The Clinton HIV/AIDS Initiative (CHAI), Mylan Inc., and the Hyderabad-based Matrix Laboratories, a global producer of ARVs, have signed an agreement for this.

Announcing the agreement today in New York, the former US President, Mr Bill Clinton, the Mylan Chairman and CEO, Mr Robert J. Coury, and the Matrix Laboratories Founder and Vice-Chairman, Mr N. Prasad, said that Atazanavir (ATV), Ritonavir (RTV), Tenofovir (TDF), and Lamivudine (3TC) would be available in three pills, with Tenofovir and Lamivudine combined into one.

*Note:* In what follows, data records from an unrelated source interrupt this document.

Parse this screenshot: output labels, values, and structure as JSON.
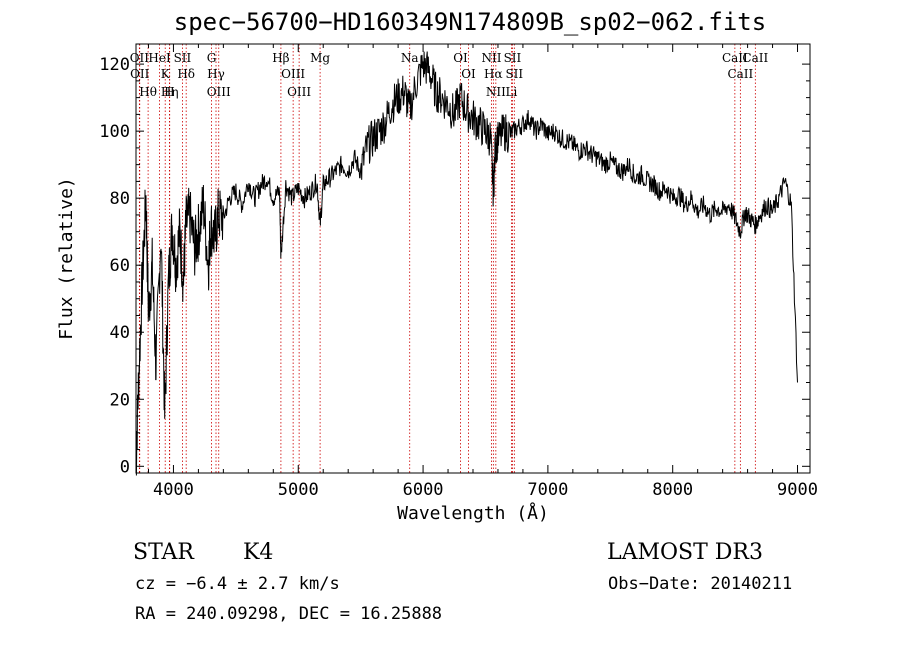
{
  "chart_data": {
    "type": "line",
    "title": "spec−56700−HD160349N174809B_sp02−062.fits",
    "xlabel": "Wavelength (Å)",
    "ylabel": "Flux (relative)",
    "xlim": [
      3700,
      9100
    ],
    "ylim": [
      -2,
      126
    ],
    "xticks": [
      4000,
      5000,
      6000,
      7000,
      8000,
      9000
    ],
    "yticks": [
      0,
      20,
      40,
      60,
      80,
      100,
      120
    ],
    "grid": false,
    "series": [
      {
        "name": "spectrum",
        "x": [
          3700,
          3720,
          3750,
          3780,
          3800,
          3830,
          3860,
          3900,
          3930,
          3960,
          3990,
          4020,
          4050,
          4080,
          4100,
          4130,
          4170,
          4200,
          4240,
          4280,
          4300,
          4330,
          4360,
          4400,
          4450,
          4500,
          4550,
          4600,
          4650,
          4700,
          4750,
          4800,
          4850,
          4861,
          4900,
          4950,
          5000,
          5050,
          5100,
          5150,
          5175,
          5200,
          5250,
          5300,
          5350,
          5400,
          5450,
          5500,
          5550,
          5600,
          5650,
          5700,
          5750,
          5800,
          5850,
          5890,
          5950,
          6000,
          6050,
          6100,
          6150,
          6200,
          6250,
          6300,
          6350,
          6400,
          6450,
          6500,
          6540,
          6563,
          6580,
          6600,
          6650,
          6700,
          6750,
          6800,
          6850,
          6900,
          6950,
          7000,
          7050,
          7100,
          7150,
          7200,
          7250,
          7300,
          7350,
          7400,
          7450,
          7500,
          7550,
          7600,
          7650,
          7700,
          7750,
          7800,
          7850,
          7900,
          7950,
          8000,
          8050,
          8100,
          8150,
          8200,
          8250,
          8300,
          8350,
          8400,
          8450,
          8500,
          8542,
          8580,
          8620,
          8662,
          8700,
          8750,
          8800,
          8850,
          8900,
          8950,
          9000
        ],
        "values": [
          0,
          25,
          55,
          80,
          45,
          60,
          30,
          70,
          15,
          55,
          72,
          60,
          70,
          55,
          72,
          75,
          65,
          70,
          78,
          60,
          72,
          68,
          75,
          74,
          80,
          82,
          78,
          85,
          80,
          84,
          86,
          80,
          82,
          62,
          84,
          80,
          83,
          80,
          82,
          85,
          72,
          84,
          86,
          88,
          90,
          88,
          92,
          88,
          95,
          98,
          100,
          103,
          108,
          110,
          112,
          106,
          115,
          120,
          118,
          112,
          110,
          108,
          105,
          110,
          106,
          104,
          102,
          100,
          98,
          82,
          96,
          97,
          100,
          99,
          101,
          102,
          104,
          100,
          102,
          99,
          100,
          98,
          97,
          96,
          94,
          95,
          93,
          92,
          90,
          91,
          89,
          88,
          90,
          86,
          87,
          85,
          84,
          82,
          83,
          80,
          81,
          78,
          80,
          76,
          78,
          75,
          77,
          76,
          78,
          74,
          70,
          76,
          74,
          72,
          75,
          78,
          76,
          80,
          85,
          78,
          25
        ]
      }
    ],
    "lines": [
      {
        "label": "Hθ",
        "x": 3797
      },
      {
        "label": "OII",
        "x": 3727
      },
      {
        "label": "OII",
        "x": 3730
      },
      {
        "label": "HeI",
        "x": 3889
      },
      {
        "label": "K",
        "x": 3934
      },
      {
        "label": "Hη",
        "x": 3970
      },
      {
        "label": "H",
        "x": 3968
      },
      {
        "label": "SII",
        "x": 4072
      },
      {
        "label": "Hδ",
        "x": 4102
      },
      {
        "label": "OIII",
        "x": 4363
      },
      {
        "label": "Hγ",
        "x": 4341
      },
      {
        "label": "G",
        "x": 4305
      },
      {
        "label": "Hβ",
        "x": 4861
      },
      {
        "label": "OIII",
        "x": 4959
      },
      {
        "label": "OIII",
        "x": 5007
      },
      {
        "label": "Mg",
        "x": 5175
      },
      {
        "label": "Na",
        "x": 5893
      },
      {
        "label": "OI",
        "x": 6300
      },
      {
        "label": "OI",
        "x": 6364
      },
      {
        "label": "Hα",
        "x": 6563
      },
      {
        "label": "NII",
        "x": 6548
      },
      {
        "label": "NII",
        "x": 6583
      },
      {
        "label": "Li",
        "x": 6708
      },
      {
        "label": "SII",
        "x": 6716
      },
      {
        "label": "SII",
        "x": 6731
      },
      {
        "label": "CaII",
        "x": 8498
      },
      {
        "label": "CaII",
        "x": 8542
      },
      {
        "label": "CaII",
        "x": 8662
      }
    ]
  },
  "info": {
    "object_class": "STAR",
    "subclass": "K4",
    "survey": "LAMOST DR3",
    "redshift": "cz = −6.4 ± 2.7 km/s",
    "obs_date": "Obs−Date: 20140211",
    "coords": "RA = 240.09298, DEC =  16.25888"
  },
  "colors": {
    "axis": "#000000",
    "spectrum": "#000000",
    "line_marker": "#cc0000"
  }
}
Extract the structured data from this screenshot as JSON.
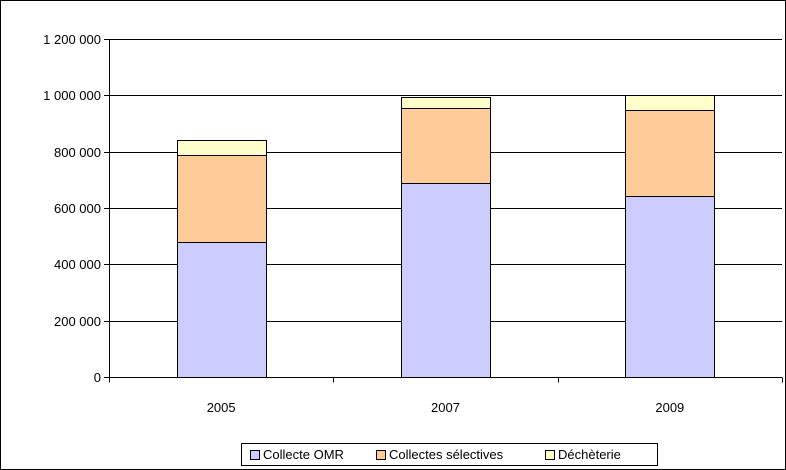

All the four drugs are needed to enable the once-daily treatment of patients who have developed resistance to standard first-line ARVs.

The three pills are being made available as separate products at a total price of less than $475/patient a year.

From 2010, Matrix will also sell the pills together in one package - a 'second-line-in-a-box' - at $425 annually.

This will be 28 per cent lower than the current lowest priced alternative available in the market.

These new products and prices will be available to governments that are members of the Clinton Foundation's Procurement Consortium across Africa, Asia, Latin America and the Caribbean, a press release said.

'Second-line-in-a-box'

The new Matrix product announced today will create a more convenient second-line ARV treatment option. Patients will take three pills once-a-day instead of five or more pills twice-a-day (that is, at least two in the morning and at least three in the evening) as required by alternative regimens.

Additionally, the products will include the first-ever heat-stable version of Ritonavir that does not require continuous refrigeration for its transport and distribution - an advantage in poor countries.

At the end of 2008, there were 2-2.5 lakh second-line patients across the developing world. This number is expected to double over the next three years.